- Free Article: No
- Contents Category: Fiction
- Custom Article Title: Donata Carrazza reviews 'Bite Your Tongue' by Francesca Rendle-Short
- Book 1 Title: Bite your tongue
- Book 1 Biblio: Spinifex Press, $27.95 pb, 246 pp, 9781876756963
The author of the novel Imago (1996) moves between memoir and fiction in this new work, and the interweaving of the two modes creates a refreshing structure. Part fable, part fact, it illustrates Rendle-Short’s literary prowess, while also taking us on a tour of archives that reveals her mother’s actions as a moral crusader, and memorabilia from a childhood when ‘Queensland was innocent … the going was pineapple-sweet’.
Glory, the novel’s heroine, is profoundly influencedby the actions and feelings of MotherJoy Solider. Domestic harmony is conveyed when MotherJoy, at the piano, accompanies her hymn-singing daughters; when Glory, on her own spiritual journey, seeks her mother’s approval and acceptance; and via small acts of kindness and engagement with this no-nonsense woman. Readers will find it hard to forget MotherJoy’s grotesque cooking lessons.
The capital of Joh Bjelke-Petersen’s conservative Queensland was a city ‘asleep, asleep in the sunshine before things became reactionary, before Little Glory lost her tongue’. A pivotal scene involves Glory’s nineteen-year-old sister, Elsie, who is photographed taking part in a civil liberties march at a time when activists in Australia’s southern states are publicly decrying Australia’s participation in the Vietnam War. The whole family witnesses MotherJoy’s reaction, which is vitriolic and dramatic. She takes to her bed and won’t even attend church the next day.
MotherJoy resolves to act nobly, to right perceived wrongs, to ensure that her children, the ‘jewels in her crown’ – in fact, all of the children in the state – are protected. Glory and her younger sister, Gracie, become involved in their mother’s pamphleteering crusade. Onward Solider, the girls’ creationist father, who ‘always leant towards the technical, if he said anything at all’, does express some reservations about this foray, but these are soon quashed by MotherJoy. ‘She knew what was right and what was wrong, where others erred, and considered she had the right to lecture them, the right to protest their fallen, heathen ways. She could make a difference …’
And protest she does. She ensures that a feminist radio station’s beginnings are thwarted, she writes letters pushing her hard-line views, voices them on talk-back radio, and presents a paper at an inquiry into education, all the while instilling in her daughters ideas that she believes will admit them to heaven. This is an insight into a time and a place that sanctioned such behaviour and tolerated anti-intellectualism and religious fanaticism.
MotherJoy is no ‘Marmee’ from Little Women. She has an epic war on her hands; this is what animates her. ‘She told the Little Girls to put on the armour of God, to gather up swords of truth, don breastplates of righteousness.’ A telling comment from one of the characters doubtless reflects the author’s desires: ‘Your mother is quite a warrior, Glory. She’s clever, doesn’t miss a trick … I like her independent thinking. If only she put all that energy – all that gumption she has for this campaign of hers – put it to better use, to things that really mattered and could make a difference, she could do a lot of good.’

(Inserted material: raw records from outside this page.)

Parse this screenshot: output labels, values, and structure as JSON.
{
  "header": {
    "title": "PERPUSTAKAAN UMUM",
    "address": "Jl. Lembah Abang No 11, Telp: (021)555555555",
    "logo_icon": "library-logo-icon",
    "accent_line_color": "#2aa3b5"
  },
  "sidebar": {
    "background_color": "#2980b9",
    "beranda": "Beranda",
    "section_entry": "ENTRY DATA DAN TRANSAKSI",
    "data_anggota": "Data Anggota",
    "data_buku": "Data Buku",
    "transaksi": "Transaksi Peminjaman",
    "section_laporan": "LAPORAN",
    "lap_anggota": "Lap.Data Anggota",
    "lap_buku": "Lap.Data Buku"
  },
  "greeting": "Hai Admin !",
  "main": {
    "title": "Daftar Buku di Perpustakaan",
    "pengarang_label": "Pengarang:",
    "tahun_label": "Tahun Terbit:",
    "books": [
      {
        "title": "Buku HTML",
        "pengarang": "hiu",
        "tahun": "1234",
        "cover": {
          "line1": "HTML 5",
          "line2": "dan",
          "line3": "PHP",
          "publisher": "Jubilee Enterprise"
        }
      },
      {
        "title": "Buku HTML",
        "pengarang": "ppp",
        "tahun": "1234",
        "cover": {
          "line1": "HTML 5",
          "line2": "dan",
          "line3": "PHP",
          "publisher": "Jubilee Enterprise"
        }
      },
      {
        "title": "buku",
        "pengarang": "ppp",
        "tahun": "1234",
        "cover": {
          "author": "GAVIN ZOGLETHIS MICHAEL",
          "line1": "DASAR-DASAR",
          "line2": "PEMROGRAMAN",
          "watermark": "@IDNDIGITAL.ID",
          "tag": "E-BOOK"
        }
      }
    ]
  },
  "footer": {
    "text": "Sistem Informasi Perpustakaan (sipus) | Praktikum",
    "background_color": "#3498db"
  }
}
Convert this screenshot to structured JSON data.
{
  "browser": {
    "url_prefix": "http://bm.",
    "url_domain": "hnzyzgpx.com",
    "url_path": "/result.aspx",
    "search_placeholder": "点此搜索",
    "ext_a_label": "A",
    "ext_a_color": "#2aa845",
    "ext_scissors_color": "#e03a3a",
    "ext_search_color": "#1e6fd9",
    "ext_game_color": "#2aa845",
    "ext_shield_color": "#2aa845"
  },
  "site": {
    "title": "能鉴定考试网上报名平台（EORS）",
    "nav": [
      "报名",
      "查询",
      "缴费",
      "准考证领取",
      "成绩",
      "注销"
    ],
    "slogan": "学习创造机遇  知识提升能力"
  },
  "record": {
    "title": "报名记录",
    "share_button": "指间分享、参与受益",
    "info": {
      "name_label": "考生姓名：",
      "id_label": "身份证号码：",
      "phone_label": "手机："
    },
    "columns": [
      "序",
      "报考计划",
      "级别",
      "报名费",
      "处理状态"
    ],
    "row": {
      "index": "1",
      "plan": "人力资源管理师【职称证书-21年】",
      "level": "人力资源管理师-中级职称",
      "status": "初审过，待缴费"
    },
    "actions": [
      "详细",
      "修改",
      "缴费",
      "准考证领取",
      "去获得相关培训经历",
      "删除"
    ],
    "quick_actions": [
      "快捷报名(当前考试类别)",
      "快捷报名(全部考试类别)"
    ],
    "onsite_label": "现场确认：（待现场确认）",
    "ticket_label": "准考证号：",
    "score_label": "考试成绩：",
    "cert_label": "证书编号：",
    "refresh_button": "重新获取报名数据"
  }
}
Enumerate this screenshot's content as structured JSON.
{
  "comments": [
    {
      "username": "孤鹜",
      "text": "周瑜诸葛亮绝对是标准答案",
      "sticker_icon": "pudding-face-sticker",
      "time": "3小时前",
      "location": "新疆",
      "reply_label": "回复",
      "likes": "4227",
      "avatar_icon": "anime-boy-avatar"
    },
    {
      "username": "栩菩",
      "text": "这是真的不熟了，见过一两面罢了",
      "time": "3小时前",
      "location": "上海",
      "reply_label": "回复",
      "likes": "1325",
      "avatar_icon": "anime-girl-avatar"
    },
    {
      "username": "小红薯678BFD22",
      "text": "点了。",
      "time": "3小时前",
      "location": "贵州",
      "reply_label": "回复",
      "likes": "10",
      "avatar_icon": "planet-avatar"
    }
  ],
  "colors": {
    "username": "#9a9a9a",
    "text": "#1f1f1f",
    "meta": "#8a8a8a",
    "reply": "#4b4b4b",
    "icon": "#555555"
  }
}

With the controversial release in the early 1970s of The Little Red School Book, written by two Danish teachers to assist students with matters relating to sex, drugs, and homework, MotherJoy finds the ammunition she needs to embark on her next major crusade. She compiles a list of one hundred books that she deems worthy of banning and burning, and tries to have them removed from school reading lists. ‘Dr Joy’s Death List’,a very real catalogue that is listed at the back of the book, included The Catcher in the Rye, Lord of the Flies, Fahrenheit 451, Howards End, and Lolita.
Life becomes more complicated for Glory when she enters high school. Much of her adolescent trauma is played out in an emotionally devastating way due to her mother’s self-absorbed grandstanding. At the same time, Glory begins to write a ‘daybook’, or diary, ‘growing herself a ribcage and lungs with writing’. Through the pursuit of words, her own and those of the authors her mother derides, Glory discovers her freedom and her voice as she delves lovingly into books that were formerly prohibited. The work is divided into one hundred sections, a conscious rewriting of the author’s history to make amends for damage done.
Francesca Rendle-Short has written a courageous book, one of acceptance and perhaps even gratitude for this powerful figure who, through strictures and denial, planted a yearning for truth and understanding, beauty, and sensuality in that which was prohibited and shunned. For those seeking the transformative powers of literature, Bite Your Tongue will not disappoint.